We will give Josh's family a wonderful dinner tomorrow night, and we will find out what his family wants to see and do in Minneapolis.

We are looking forward very much to this first visit by Josh's family to Minneapolis. We will show his family the best possible time, because we do not want this visit to be the last!

Tuesday, July 10, 2007

No Tolerance For Poor Behavior

My uncle returned to Oregon yesterday. My parents took him to the airport late yesterday morning for his flight home.

His stay was a long one—one day short of two weeks—and I hope that he did not get on my parents’ nerves too much.

He expected my mother to wait on him hand and foot, which always irks me greatly. Whenever he would ask my mother for something while I was around, I would always answer him myself and I would always take care of whatever he needed myself. My Dad would always thank me immediately afterward, but my uncle would never say “thank you”. Apparently those two words have been stricken from my uncle’s vocabulary.

He never mentioned, at least in my presence, why his wife had not accompanied him to Minnesota. However, I believe that there must be trouble on the home front.

My sister-in-law, the psychiatrist, said that my uncle clearly needed a break from his domestic situation, and that he had chosen us as his escape vehicle. Myself, I hope that that particular vehicle’s restart mechanism has now been deactivated.

My sister-in-law did not say anything, but I could tell that she did not like my uncle. My sister-in-law adores my father, and practically basks in his presence, but last week she kept a safe distance from my father whenever my father was sitting alongside my uncle. This told me everything I needed to know.

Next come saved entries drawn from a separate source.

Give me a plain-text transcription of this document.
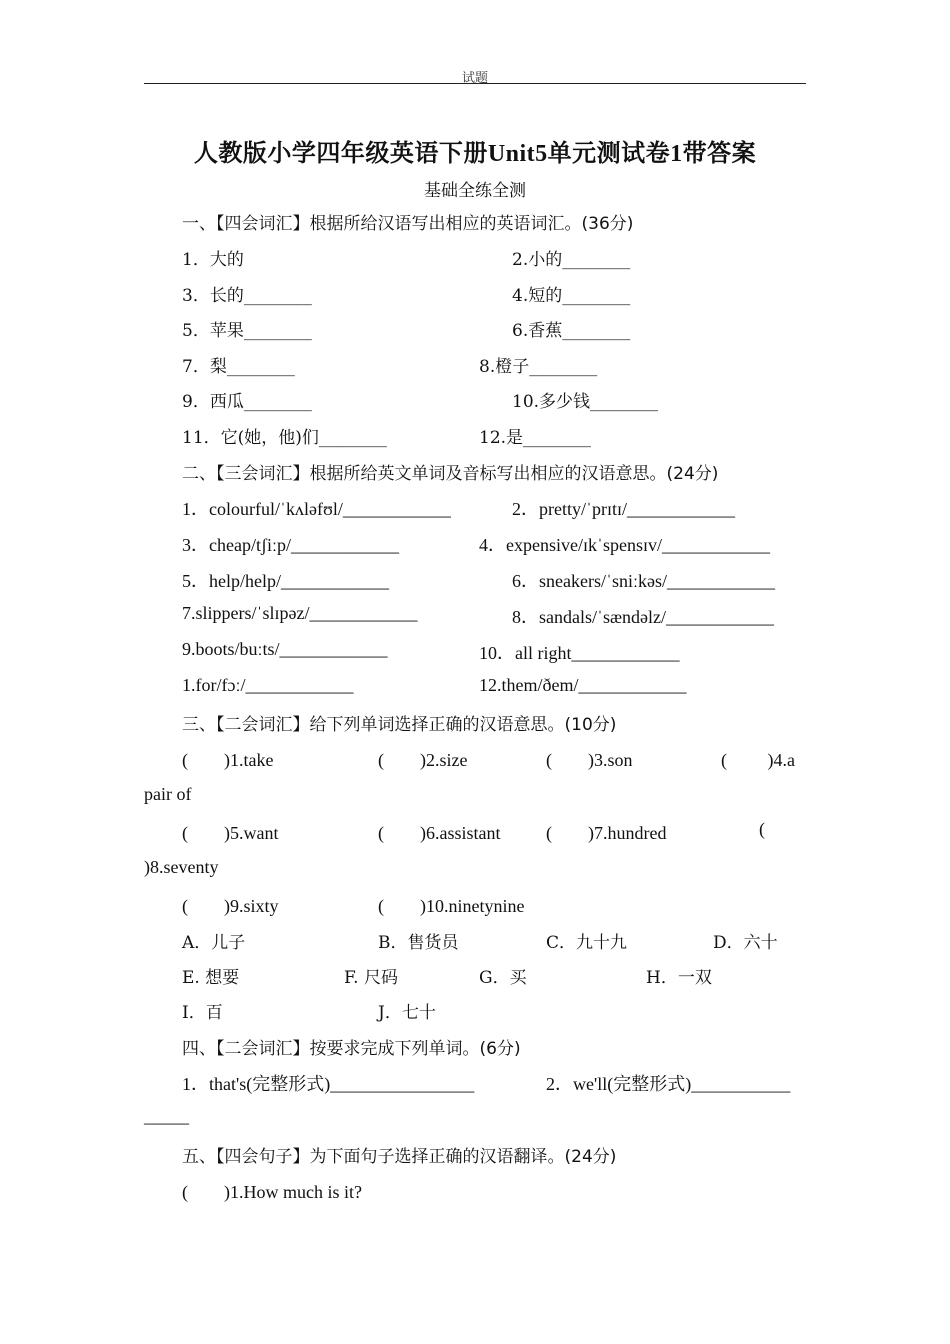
试题
人教版小学四年级英语下册Unit5单元测试卷1带答案
基础全练全测
一、【四会词汇】根据所给汉语写出相应的英语词汇。(36分)
1．大的	2.小的________
3．长的________	4.短的________
5．苹果________	6.香蕉________
7．梨________	8.橙子________
9．西瓜________	10.多少钱________
11．它(她，他)们________	12.是________
二、【三会词汇】根据所给英文单词及音标写出相应的汉语意思。(24分)
1．colourful/ˈkʌləfʊl/____________	2．pretty/ˈprɪtɪ/____________
3．cheap/tʃiːp/____________	4．expensive/ɪkˈspensɪv/____________
5．help/help/____________	6．sneakers/ˈsniːkəs/____________
7.slippers/ˈslɪpəz/____________	8．sandals/ˈsændəlz/____________
9.boots/buːts/____________	10．all right____________
1.for/fɔː/____________	12.them/ðem/____________
三、【二会词汇】给下列单词选择正确的汉语意思。(10分)
(　　)1.take	(　　)2.size	(　　)3.son	(　　 )4.a
pair of
(　　)5.want	(　　)6.assistant	(　　)7.hundred	(
)8.seventy
(　　)9.sixty	(　　)10.ninetynine
A．儿子	B．售货员	C．九十九	D．六十
E. 想要	F. 尺码	G．买	H．一双
I．百	J．七十
四、【二会词汇】按要求完成下列单词。(6分)
1．that's(完整形式)________________	2．we'll(完整形式)___________
_____
五、【四会句子】为下面句子选择正确的汉语翻译。(24分)
(　　)1.How much is it?
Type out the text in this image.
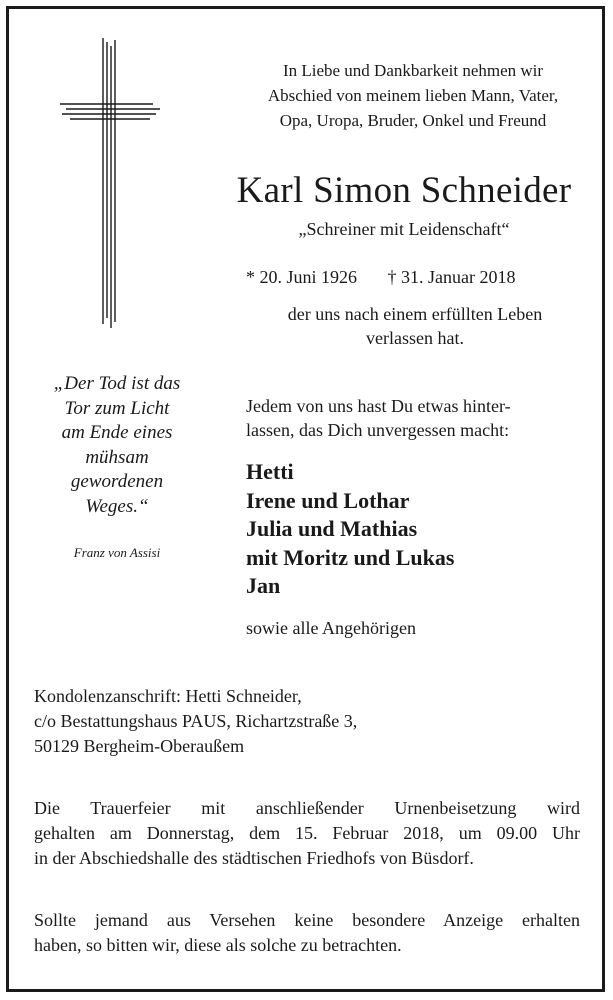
In Liebe und Dankbarkeit nehmen wir
Abschied von meinem lieben Mann, Vater,
Opa, Uropa, Bruder, Onkel und Freund
Karl Simon Schneider
„Schreiner mit Leidenschaft“
* 20. Juni 1926 † 31. Januar 2018
der uns nach einem erfüllten Leben
verlassen hat.
„Der Tod ist das
Tor zum Licht
am Ende eines
mühsam
gewordenen
Weges.“
Franz von Assisi
Jedem von uns hast Du etwas hinter-
lassen, das Dich unvergessen macht:
Hetti
Irene und Lothar
Julia und Mathias
mit Moritz und Lukas
Jan
sowie alle Angehörigen
Kondolenzanschrift: Hetti Schneider,
c/o Bestattungshaus PAUS, Richartzstraße 3,
50129 Bergheim-Oberaußem
Die Trauerfeier mit anschließender Urnenbeisetzung wird
gehalten am Donnerstag, dem 15. Februar 2018, um 09.00 Uhr
in der Abschiedshalle des städtischen Friedhofs von Büsdorf.
Sollte jemand aus Versehen keine besondere Anzeige erhalten
haben, so bitten wir, diese als solche zu betrachten.
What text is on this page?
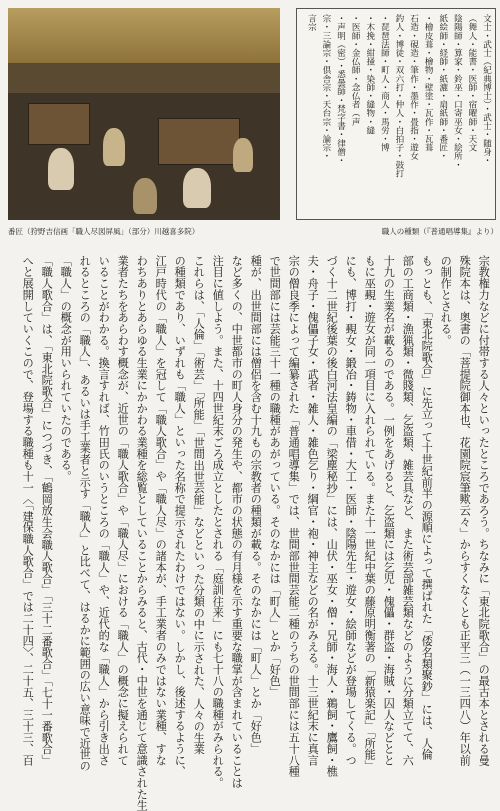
番匠（狩野吉信画「職人尽図屏風」（部分）川越喜多院）
文士・武士（紀典博士）・武士・随身・
（舞人・能書・医師・宿曜師・天文
陰陽師・算家・鈴巫・口寄巫女・絵所・
紙絵師・経師・紙漉・扇紙師・番匠・
・檜皮葺・檜物・壁塗・瓦作・瓦葺
石造・硯造・筆作・墨作・畳指・遊女
釣人・博徒・双六打・仲人・白拍子・鼓打
・琵琶法師・町人・商人・馬労・博
・木挽・紺掻・染師・縫物・縫
・医師・金仏師・念仏者（声
・声明（密）・悉曇師・梵字書・律僧・
宗・三論宗・倶舎宗・天台宗・論宗・
言宗
職人の種類（『普通唱導集』より）
宗教権力などに付帯する人々といったところであろう。ちなみに「東北院歌合」の最古本とされる曼
殊院本は、奥書の「菩提院御本也、花園院宸筆歟云々」からすくなくとも正平三（一三四八）年以前
の制作とされる。
もっとも、「東北院歌合」に先立って十世紀前半の源順によって撰ばれた「倭名類聚鈔」には、人倫
部の工商類・漁猟類・微賤類、乞盗類、雑芸具など、また術芸部雑芸類などのように分類立てて、六
十九の生業名が載るのである。一例をあげると、乞盗類には乞児・傀儡・群盗・海賊・囚人などとと
もに巫覡・遊女が同一項目に入れられている。また十一世紀中葉の藤原明衡著の「新猿楽記」「所能」
にも、博打・覡女・鍛冶・鋳物・車借・大工・医師・陰陽先生・遊女・絵師などが登場してくる。つ
づく十二世紀後葉の後白河法皇編の「梁塵秘抄」には、山伏・巫女・僧・兄師・海人・鵜飼・鷹飼・樵
夫・舟子・傀儡子女・武者・雑人・雑色乞り・綱官・袍・神主などの名がみえる。十三世紀末に真言
宗の僧良季によって編纂された「普通唱導集」では、世間部世間芸能二種のうちの世間部には五十八種
で世間部には芸能三十一種の職種があがっている。そのなかには「町人」とか「好色」
種が、出世間部には僧侶を含む十九もの宗教者の種類が載る。そのなかには「町人」とか「好色」
など多くの、中世都市の町人身分の発生や、都市の状態の有月様を示す重要な職掌が含まれていることは
注目に値しよう。また、十四世紀末ごろ成立としたとされる「庭訓往来」にも七十八の職種がみられる。
これらは、「人倫」「術芸」「所能」「世間出世芸能」などといった分類の中に示された、人々の生業
の種類であり、いずれも「職人」といった名称で提示されたわけではない。しかし、後述するように、
江戸時代の「職人」を冠して「職人歌合」や「職人尽」の諸本が、手工業者のみではない業種、すな
わちありとあらゆる生業にかかわる業種を総覧としていることからみると、古代・中世を通じて意識された生
業者たちをあらわす概念が、近世の「職人歌合」や「職人尽」における「職人」の概念に擬えられて
いることがわかる。換言すれば、竹田氏のいうところの「職人」や、近代的な「職人」から引き出さ
れるところの「職人」、あるいは手工業者と示す「職人」と比べて、はるかに範囲の広い意味で近世の
「職人」の概念が用いられていたのである。
「職人歌合」は、「東北院歌合」につづき、「鶴岡放生会職人歌合」「三十二番歌合」「七十一番歌合」
へと展開していくこので、登場する職種も十一〈「建保職人歌合」では二十四〉、二十五、三十三、百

My sister-in-law would sit at the opposite, far end of the table from my uncle during mealtimes, and she would place her lawn chair as far away as possible from him when we were all sitting on the lawn.

A couple of times, my uncle tried to treat my sister-in-law like a servant, too, and he was favored with one of my sister-in-law’s stony “surely you’re not addressing ME in that manner” British glares.

Once, my uncle made the mistake of calling my sister-in-law “Sister” while asking her to get him a glass of iced tea. Her icy response: “I’m not Catholic, and I’m not a server”. No one moved a muscle until my uncle rose and got his own glass of iced tea. My sister-in-law has no tolerance for poor behavior, from anyone, under any circumstances.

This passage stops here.